When a justice bases her opinions on political compromise rather than the law, as often did Justice O'Connor, then the roots of those opinions are very shallow and can easily be pulled like so many weeds.

That's just rhetoric. ANY close decision can be pulled like weeds when the composition of the court changes or even when a justice simply changes his or her mind.

For instance, National League of Cities v. Usery was not a decision based on "political compromise", but that didn't stop the Court from overruling it in Garcia v. San Antonio.

Nor was Logan Valley a decision based on "political compromise", but the Court overruled it in Hudgens v. NLRB.

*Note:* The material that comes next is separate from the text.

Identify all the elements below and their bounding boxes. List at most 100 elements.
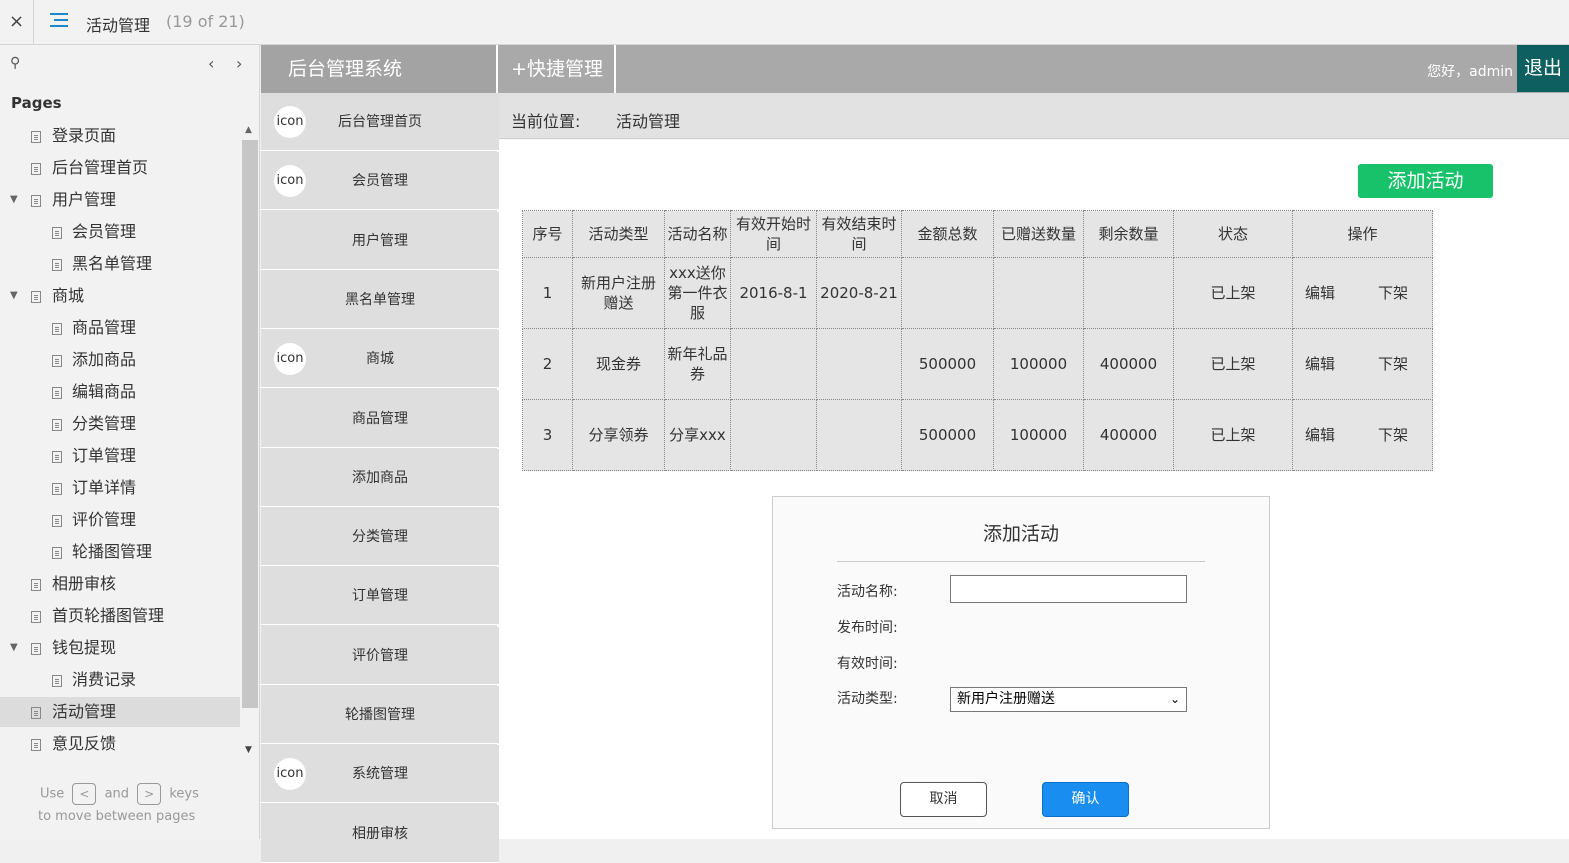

Bart wants to make snide comments about Justice O'Conoor, but the fact is that the phenomenon he is describing happens on any closely divided court and has nothing to do with the persuasiveness of the decisions.
 

Dilan:

O'Connor's line of politically based decisions is infamous. Here are some of the worst: Casey finding that is was too late to reverse Roe, McConnell upholding the violations of the First Amendment in McCain/Feingold, the Bollinger cases trying to split the baby on racial preferences,
 

That doesn't really respond to my point, Bart. I could get into an argument with you about Justice O'Connor's jurisprudence (she also was capable of producing opinions I am sure you would consider principled, like her dissent in Kelo), but my point was that there isn't anything about "political" decisions that make them less steady precedents than any other close cases. The Court sometimes overrules precedents that could be characterized as "political compromises"; it also sometimes overrules precedents that clearly were not "political compromises".
 

dilan said...

That doesn't really respond to my point, Bart. I could get into an argument with you about Justice O'Connor's jurisprudence (she also was capable of producing opinions I am sure you would consider principled, like her dissent in Kelo), but my point was that there isn't anything about "political" decisions that make them less steady precedents than any other close cases. The Court sometimes overrules precedents that could be characterized as "political compromises"; it also sometimes overrules precedents that clearly were not "political compromises".

Decisions like those which I cited that ignore the First Amendment and the EPC of the 14th Amendment or decline to reverse imaginary "rights' because of fear of political fallout have no legal roots which a subsequent court need respect under stare decisis. It does not appear that this Court has much respect for O'Connor's political decisions.

With any luck and another justice or two from McCain, O'Connor's worst political decision - Casey - will also reversed.
 

O'Connor's worst political decision?

I *knew* you were a Bush v. Gore fan.

Shoo, fly.
 

Bart has a real point with the Bollinger baby-splitting. That said, I don't agree with Marty that Parents Involved actually undermines Grutter. Parents Involved involved a strict quota, similar, roughly speaking, to what got shot down in Gratz - not so similar to the "plus" in Grutter.
 

SOC, while she was on the Court, had her club of admirers, of which I was a late joiner.

I am convinced, as many others are, that she was a moderating influence and her "minimalism" was an excellent strategy given the cohort she found herself in.

I think her long-term legacy will be not so much whether her decisions stand the test of time, but the influence her prudent approach will continue to have throughout the Article III community.
 

When a justice bases her opinions on political compromise rather than the law, as often did Justice O'Connor, then the roots of those opinions are very shallow and can easily be pulled like so many weeds.